Laboratory of Systems Biology and Bioinformatics (LBB), Institute of Biochemistry and Biophysics, University of Tehran, Tehran, Iran.
School of Electrical and Computer Engineering, College of Engineering, University of Tehran, Tehran, Iran.
Genomics. 2019 Jul;111(4):612-618. doi: 10.1016/j.ygeno.2018.03.017. Epub 2018 Mar 28.

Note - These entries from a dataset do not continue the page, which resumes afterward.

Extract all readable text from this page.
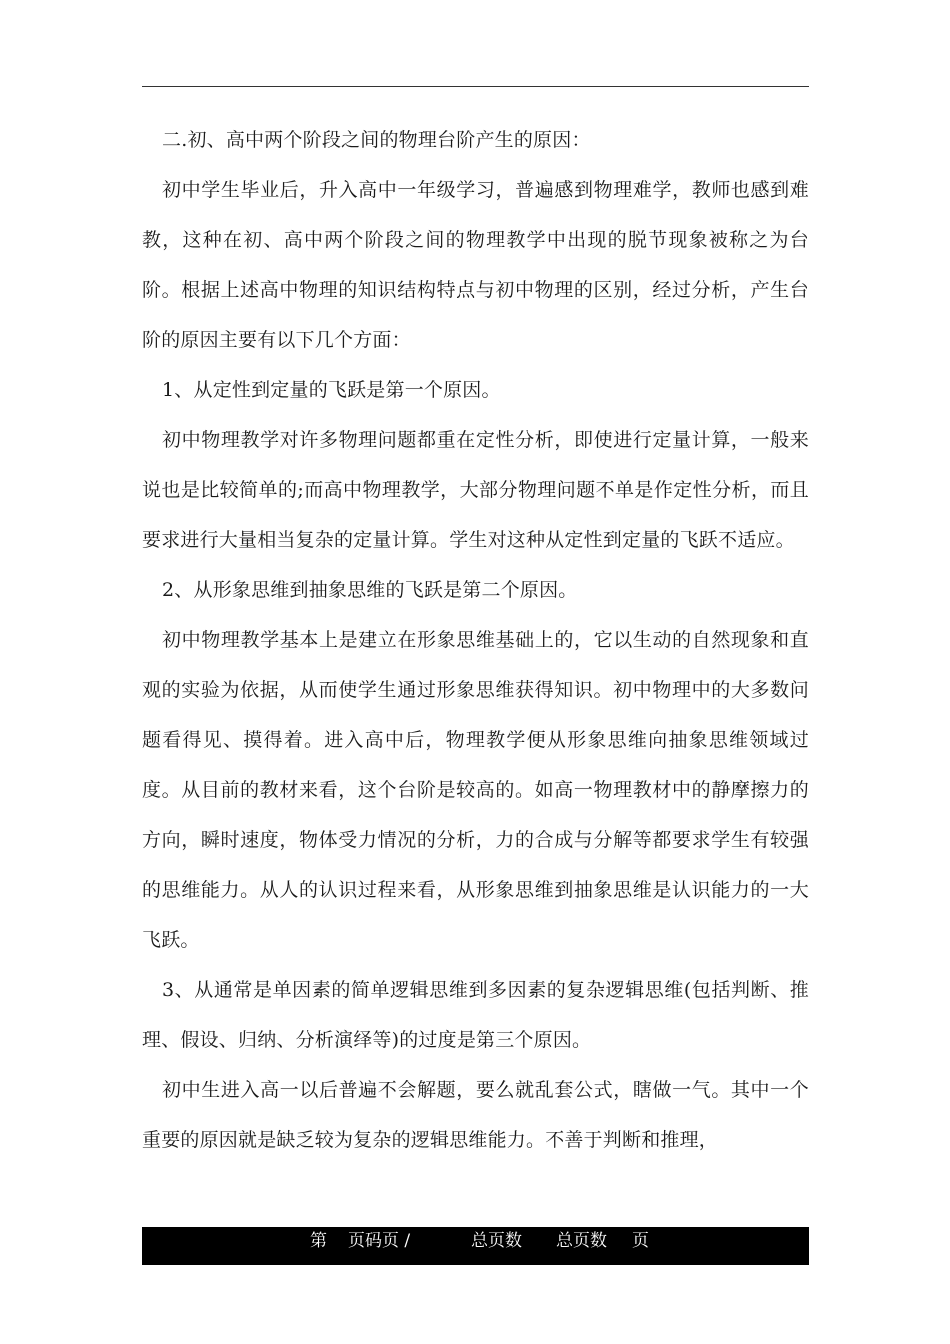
二.初、高中两个阶段之间的物理台阶产生的原因：

初中学生毕业后，升入高中一年级学习，普遍感到物理难学，教师也感到难教，这种在初、高中两个阶段之间的物理教学中出现的脱节现象被称之为台阶。根据上述高中物理的知识结构特点与初中物理的区别，经过分析，产生台阶的原因主要有以下几个方面：

1、从定性到定量的飞跃是第一个原因。

初中物理教学对许多物理问题都重在定性分析，即使进行定量计算，一般来说也是比较简单的;而高中物理教学，大部分物理问题不单是作定性分析，而且要求进行大量相当复杂的定量计算。学生对这种从定性到定量的飞跃不适应。

2、从形象思维到抽象思维的飞跃是第二个原因。

初中物理教学基本上是建立在形象思维基础上的，它以生动的自然现象和直观的实验为依据，从而使学生通过形象思维获得知识。初中物理中的大多数问题看得见、摸得着。进入高中后，物理教学便从形象思维向抽象思维领域过度。从目前的教材来看，这个台阶是较高的。如高一物理教材中的静摩擦力的方向，瞬时速度，物体受力情况的分析，力的合成与分解等都要求学生有较强的思维能力。从人的认识过程来看，从形象思维到抽象思维是认识能力的一大飞跃。

3、从通常是单因素的简单逻辑思维到多因素的复杂逻辑思维(包括判断、推理、假设、归纳、分析演绎等)的过度是第三个原因。

初中生进入高一以后普遍不会解题，要么就乱套公式，瞎做一气。其中一个重要的原因就是缺乏较为复杂的逻辑思维能力。不善于判断和推理，

第 页码页 /	总页数 总页数 页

In solving the gene prioritization problem, ranking candidate genes from most to least promising is attempted before further experimental validation. Integrating the results of various data sources and methods tends to result in a better performance when solving the gene prioritization problem. Therefore, a wide range of datasets and algorithms was investigated; these included topological features of protein networks, physicochemical characteristics and blast similarity scores of protein sequences, gene ontology, biological pathways, and tissue-based data sources. The novelty of this study lies in how the best-performing methods and reliable multi-genomic data sources were applied in an efficient two-step approach. In the first step, various multi-genomic data sources and algorithms were evaluated and seven best-performing rankers were then applied to prioritize candidate genes in different ways. In the second step, global prioritization was obtained by aggregating several scoring schemes. The results showed that protein networks, functional linkage networks, gene ontology, and biological pathway data sources have a significant impact on the quality of the gene prioritization approach. The findings also demonstrated a direct relationship between the degree of genes and the ranking quality of the evaluated tools. This approach outperformed previously published algorithms (e.g., DIR, GPEC, GeneDistiller, and Endeavour) in all evaluation metrices and led to the development of GPS software. Its user-friendly interface and accuracy makes GPS a powerful tool for the identification of human disease genes. GPS is available at http://gpsranker.com and http://LBB.ut.ac.ir.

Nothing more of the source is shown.